Au moins douze soldats Burkinabés ont été tués hier dans une attaque contre un détachement de l’armée basé dans le nord du pays. Archives AFP
Au moins douze soldats burkinabés ont été tués hier dans une attaque contre un détachement de l'armée basé dans le nord du pays, à une trentaine de kilomètres de la frontière malienne. « Aujourd'hui, dans la ville de Nassoumbou, située dans la commune de Djibo (chef-lieu de la province du Soum) à proximité de la frontière avec le Mali, un détachement du Groupement des forces antiterroristes (GFAT) de notre armée a subi une attaque meurtrière qui a coûté la vie à douze de nos valeureux soldats et fait des blessés », a déclaré hier le président Burkinabé, Rock Marc Christian Kaboré, dans une « adresse à la nation ». Le chef de l'État n'a pas fourni de bilan du nombre de blessés. « Je condamne avec fermeté cette attaque ignoble qui illustre la cruauté de (ses) auteurs », a-t-il ajouté Un précédent bilan du haut-commissaire de la province du Soum, Mohammad Dah, joint par l'AFP par téléphone depuis Ouagadougou, faisait état de onze morts, dont dix militaires et un gendarme.
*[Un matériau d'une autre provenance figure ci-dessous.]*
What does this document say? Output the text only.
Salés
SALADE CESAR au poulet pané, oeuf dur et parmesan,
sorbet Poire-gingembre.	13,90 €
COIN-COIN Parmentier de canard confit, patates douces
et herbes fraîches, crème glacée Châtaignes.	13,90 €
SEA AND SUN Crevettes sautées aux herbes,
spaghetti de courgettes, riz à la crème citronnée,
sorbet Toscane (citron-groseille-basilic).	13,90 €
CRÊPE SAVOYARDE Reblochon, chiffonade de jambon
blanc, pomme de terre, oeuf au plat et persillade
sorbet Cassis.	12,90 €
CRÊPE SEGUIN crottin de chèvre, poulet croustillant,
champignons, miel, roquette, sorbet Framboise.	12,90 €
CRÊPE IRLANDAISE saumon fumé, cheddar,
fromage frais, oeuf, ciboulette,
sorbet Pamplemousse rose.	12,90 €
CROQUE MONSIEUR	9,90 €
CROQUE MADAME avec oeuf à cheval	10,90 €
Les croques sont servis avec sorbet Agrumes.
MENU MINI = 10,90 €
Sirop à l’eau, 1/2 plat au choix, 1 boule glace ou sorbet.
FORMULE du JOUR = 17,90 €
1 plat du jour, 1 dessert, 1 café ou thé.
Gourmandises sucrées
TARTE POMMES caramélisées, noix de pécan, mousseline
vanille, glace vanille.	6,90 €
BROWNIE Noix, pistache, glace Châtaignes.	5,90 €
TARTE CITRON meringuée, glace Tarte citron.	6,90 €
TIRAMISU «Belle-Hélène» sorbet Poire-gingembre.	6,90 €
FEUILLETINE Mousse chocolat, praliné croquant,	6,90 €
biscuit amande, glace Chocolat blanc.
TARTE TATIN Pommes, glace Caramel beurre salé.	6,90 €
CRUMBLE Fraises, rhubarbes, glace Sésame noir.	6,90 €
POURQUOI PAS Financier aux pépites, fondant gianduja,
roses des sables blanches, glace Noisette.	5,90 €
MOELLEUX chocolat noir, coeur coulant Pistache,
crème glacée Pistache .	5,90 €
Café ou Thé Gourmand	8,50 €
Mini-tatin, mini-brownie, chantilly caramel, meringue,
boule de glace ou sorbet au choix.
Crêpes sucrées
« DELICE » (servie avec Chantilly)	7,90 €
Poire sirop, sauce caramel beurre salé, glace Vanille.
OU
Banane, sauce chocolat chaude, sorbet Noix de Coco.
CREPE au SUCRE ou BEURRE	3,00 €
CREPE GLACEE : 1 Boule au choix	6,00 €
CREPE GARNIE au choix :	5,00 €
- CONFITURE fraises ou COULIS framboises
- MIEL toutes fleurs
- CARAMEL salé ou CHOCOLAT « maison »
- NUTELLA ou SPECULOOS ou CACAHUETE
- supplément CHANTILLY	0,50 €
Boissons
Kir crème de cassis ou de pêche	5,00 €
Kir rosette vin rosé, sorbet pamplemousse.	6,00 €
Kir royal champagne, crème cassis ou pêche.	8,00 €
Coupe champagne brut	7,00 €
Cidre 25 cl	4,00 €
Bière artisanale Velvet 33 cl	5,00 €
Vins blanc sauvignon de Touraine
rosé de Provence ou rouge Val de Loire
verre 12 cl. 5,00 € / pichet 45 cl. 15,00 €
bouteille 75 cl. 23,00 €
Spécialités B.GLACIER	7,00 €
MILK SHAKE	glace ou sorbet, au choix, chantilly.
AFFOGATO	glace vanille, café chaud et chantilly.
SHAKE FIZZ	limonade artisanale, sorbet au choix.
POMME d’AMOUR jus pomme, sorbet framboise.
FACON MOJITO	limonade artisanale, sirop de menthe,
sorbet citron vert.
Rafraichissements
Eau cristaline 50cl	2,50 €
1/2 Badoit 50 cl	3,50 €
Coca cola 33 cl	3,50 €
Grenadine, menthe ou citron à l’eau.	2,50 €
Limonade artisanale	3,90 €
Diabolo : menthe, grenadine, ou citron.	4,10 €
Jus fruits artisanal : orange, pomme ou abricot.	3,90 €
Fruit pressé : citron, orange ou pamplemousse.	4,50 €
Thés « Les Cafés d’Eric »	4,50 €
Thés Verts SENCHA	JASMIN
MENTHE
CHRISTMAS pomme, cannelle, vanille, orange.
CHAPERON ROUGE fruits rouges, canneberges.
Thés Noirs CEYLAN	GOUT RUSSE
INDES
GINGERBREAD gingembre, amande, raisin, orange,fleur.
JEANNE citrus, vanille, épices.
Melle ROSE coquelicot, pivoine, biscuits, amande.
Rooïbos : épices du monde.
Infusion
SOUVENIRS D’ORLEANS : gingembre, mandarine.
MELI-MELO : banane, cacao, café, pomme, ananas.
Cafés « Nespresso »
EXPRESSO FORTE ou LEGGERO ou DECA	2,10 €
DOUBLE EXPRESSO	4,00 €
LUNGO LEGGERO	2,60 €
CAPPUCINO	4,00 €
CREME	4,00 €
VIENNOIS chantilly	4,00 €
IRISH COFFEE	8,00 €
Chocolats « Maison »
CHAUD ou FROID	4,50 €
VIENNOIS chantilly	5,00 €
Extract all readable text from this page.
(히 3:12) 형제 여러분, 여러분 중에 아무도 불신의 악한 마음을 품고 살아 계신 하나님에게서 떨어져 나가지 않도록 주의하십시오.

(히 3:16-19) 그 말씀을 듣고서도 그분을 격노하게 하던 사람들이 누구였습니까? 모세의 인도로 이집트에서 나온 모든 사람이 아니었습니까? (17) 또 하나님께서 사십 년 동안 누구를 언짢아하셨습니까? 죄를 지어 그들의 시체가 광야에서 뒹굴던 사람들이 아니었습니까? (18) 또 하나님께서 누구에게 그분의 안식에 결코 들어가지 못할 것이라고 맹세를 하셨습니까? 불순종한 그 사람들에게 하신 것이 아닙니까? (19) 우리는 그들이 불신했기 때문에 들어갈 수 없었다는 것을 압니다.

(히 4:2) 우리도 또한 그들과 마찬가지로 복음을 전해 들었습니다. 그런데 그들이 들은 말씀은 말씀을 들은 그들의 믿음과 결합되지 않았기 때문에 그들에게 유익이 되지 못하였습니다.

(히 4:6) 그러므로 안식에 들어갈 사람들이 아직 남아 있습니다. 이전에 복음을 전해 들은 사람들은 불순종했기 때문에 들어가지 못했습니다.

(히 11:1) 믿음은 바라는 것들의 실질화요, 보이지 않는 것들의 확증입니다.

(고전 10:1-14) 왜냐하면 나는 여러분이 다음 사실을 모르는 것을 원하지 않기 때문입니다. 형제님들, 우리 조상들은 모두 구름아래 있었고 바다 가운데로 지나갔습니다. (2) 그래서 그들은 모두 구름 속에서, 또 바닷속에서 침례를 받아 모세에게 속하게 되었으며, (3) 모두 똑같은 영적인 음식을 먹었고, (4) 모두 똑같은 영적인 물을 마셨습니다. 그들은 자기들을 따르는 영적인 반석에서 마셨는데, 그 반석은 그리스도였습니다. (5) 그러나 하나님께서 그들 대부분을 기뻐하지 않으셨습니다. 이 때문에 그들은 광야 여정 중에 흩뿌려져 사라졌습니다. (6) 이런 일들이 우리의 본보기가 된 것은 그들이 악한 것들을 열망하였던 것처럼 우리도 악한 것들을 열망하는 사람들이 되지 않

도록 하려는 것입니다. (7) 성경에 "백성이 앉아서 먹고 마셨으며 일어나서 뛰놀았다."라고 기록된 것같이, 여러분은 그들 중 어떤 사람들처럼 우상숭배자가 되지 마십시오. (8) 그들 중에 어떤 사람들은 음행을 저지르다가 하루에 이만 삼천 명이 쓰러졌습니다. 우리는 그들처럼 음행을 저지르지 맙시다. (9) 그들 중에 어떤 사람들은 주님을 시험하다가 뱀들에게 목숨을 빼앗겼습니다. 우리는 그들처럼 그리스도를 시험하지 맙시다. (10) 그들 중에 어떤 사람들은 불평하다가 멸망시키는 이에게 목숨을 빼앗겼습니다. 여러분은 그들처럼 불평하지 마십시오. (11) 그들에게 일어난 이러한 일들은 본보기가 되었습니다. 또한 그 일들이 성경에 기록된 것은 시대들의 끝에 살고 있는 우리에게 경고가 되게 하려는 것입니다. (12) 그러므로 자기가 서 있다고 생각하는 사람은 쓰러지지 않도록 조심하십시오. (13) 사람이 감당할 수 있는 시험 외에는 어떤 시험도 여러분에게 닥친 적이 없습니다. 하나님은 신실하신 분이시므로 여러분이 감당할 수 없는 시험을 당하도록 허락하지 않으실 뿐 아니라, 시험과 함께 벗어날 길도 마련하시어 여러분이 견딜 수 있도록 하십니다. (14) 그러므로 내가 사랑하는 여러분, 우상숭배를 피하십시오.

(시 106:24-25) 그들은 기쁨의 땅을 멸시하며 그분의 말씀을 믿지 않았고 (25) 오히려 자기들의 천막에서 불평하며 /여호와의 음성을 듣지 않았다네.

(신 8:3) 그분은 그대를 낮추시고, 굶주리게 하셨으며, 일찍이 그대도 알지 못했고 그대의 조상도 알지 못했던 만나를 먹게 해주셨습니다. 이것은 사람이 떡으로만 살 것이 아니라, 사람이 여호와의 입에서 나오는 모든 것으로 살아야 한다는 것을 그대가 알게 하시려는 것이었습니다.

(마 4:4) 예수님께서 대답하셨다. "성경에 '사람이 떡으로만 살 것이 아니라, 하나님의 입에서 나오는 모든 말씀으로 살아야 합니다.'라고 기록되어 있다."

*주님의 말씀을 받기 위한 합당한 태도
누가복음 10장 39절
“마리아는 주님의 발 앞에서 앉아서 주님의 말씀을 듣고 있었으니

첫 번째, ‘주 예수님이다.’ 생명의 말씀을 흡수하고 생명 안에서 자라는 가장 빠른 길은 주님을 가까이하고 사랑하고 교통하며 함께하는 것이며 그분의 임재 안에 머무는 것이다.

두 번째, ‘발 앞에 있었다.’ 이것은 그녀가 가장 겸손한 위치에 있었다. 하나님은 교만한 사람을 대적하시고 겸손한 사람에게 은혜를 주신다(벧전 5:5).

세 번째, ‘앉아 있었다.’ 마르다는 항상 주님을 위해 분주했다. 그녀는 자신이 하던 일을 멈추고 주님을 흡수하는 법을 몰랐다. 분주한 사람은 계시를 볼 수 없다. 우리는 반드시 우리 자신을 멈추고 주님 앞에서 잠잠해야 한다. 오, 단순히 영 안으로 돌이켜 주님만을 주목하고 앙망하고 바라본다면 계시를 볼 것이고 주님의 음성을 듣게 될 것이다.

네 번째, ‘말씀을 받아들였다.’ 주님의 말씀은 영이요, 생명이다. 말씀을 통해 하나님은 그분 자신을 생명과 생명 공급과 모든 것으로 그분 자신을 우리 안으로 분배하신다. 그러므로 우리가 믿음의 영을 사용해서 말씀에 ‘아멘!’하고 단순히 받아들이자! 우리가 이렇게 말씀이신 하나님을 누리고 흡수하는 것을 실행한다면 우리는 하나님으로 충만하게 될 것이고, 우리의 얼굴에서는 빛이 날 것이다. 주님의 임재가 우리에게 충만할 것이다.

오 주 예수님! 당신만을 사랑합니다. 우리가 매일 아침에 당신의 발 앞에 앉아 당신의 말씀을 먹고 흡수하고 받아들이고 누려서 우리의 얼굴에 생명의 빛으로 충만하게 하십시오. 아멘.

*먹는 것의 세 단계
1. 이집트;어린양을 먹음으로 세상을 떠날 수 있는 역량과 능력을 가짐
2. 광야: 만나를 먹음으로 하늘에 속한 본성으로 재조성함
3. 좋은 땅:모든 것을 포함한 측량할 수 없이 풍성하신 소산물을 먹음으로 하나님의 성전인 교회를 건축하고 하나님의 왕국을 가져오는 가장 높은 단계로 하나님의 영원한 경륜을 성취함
Deux soldats restaient « injoignables », ce qui signifie qu'ils sont portés disparus. C'est « la plus grosse attaque jihadiste jamais perpétrée » contre l'armée Burkinabé, a souligné M. Dah.
Selon une source sécuritaire, les assaillants « enturbannés avaient (des) drapeaux jihadistes ». Les autorités Burkinabés ont dépêché un « renfort sur place. Nous avons lancé la chasse et un bilan plus précis vous sera bientôt fourni par les services habilités », a indiqué de son côté une source sécuritaire sous couvert d'anonymat.
Il s'agit de la seconde attaque visant l'armée depuis le début des attaques jihadistes au premier trimestre 2015 au Burkina Faso, petit État sahélien d'Afrique, pauvre et enclavé. En octobre 2016, la première attaque avait fait six morts – quatre militaires et deux civils –, les deux civils ayant été probablement tués par des « tirs amis ».